Le journal de La Traversée
Vous m'aviez ordonné de me taire, votre index posé sur mes lèvres et j'étais demeuré muet un long moment. Il n'y avait plus de secret, plus de trouble, plus de je ne sais quoi. C'est toujours encore aujourd'hui une sensation étrange et merveilleuse. Je m'étais allongé sur le côté, derrière vous et je regardais par la fenêtre la lune luire dans un ciel d'encre. Des immeubles et un extraordinaire parking sont venus changer l'horizon; je ne lis plus les mêmes lettres dans le ciel du matin. Le sommeil faisait place à l'amour et à l'aube l'amour dissipait les songes moulés dans leur fièvre de cheval. Il y avait une joie d'Espagne et un air de rien dans la chaleur au-dessus des brumes sur les automobiles et dans le vacarme de leur va-et-vient, sur cette immense place liquide se reflétait la couleur verte de ma tête; pour me rappeler que j'allais bientôt mourir.

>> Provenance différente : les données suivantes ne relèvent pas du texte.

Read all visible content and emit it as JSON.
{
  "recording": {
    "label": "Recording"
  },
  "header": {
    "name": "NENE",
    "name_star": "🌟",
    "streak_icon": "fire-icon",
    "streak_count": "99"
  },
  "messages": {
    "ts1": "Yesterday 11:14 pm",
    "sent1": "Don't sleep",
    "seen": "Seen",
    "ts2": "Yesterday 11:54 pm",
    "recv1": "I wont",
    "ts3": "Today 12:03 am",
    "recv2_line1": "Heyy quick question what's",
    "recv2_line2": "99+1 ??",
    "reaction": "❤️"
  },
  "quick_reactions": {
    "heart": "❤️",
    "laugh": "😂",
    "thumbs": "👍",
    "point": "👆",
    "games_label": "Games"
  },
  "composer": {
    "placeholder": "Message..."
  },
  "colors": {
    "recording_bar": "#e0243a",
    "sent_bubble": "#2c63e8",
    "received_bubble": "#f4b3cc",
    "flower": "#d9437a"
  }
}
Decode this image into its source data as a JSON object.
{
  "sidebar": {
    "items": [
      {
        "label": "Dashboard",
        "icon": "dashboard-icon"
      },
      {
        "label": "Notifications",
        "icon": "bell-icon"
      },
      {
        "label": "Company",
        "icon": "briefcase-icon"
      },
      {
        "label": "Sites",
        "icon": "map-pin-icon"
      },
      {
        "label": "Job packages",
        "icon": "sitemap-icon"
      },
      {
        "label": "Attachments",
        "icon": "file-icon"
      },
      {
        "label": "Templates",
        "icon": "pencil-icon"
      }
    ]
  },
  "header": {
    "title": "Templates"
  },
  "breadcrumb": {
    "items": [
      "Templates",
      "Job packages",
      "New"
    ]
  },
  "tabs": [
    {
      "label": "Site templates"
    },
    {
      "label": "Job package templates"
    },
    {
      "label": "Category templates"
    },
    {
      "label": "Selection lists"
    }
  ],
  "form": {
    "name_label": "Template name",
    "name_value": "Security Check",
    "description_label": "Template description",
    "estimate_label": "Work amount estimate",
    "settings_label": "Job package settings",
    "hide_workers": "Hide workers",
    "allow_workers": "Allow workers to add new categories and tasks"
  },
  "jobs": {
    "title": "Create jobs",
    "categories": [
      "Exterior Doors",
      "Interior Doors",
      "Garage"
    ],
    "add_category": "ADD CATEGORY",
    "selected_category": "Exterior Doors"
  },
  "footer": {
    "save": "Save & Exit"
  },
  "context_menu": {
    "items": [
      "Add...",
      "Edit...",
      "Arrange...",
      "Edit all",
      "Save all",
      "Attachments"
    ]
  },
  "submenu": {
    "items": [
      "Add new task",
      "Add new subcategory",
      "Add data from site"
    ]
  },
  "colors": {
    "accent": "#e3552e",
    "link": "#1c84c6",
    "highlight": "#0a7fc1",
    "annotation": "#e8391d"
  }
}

Le bleu outremer profond des papiers peints qui illustraient ma vie ressortait sur un fond de sauce et de colle de peau, pour me laisser espérer que cela pourrait se passer sur les bords de la Méditerranée, où plus loin encore... mais aussi à Madrid où sur la terre de mes morts, dans les cendres d'un platane, et les reliefs d'un plat de calamars, dans la sauce qui parfois tente la reliure avec les hommes où dans celle peut-être, même d'un olivier.
"Je ne fais que Massé". Le journal de la Traversée. A partir du 27 Juillet 2009. Madrid.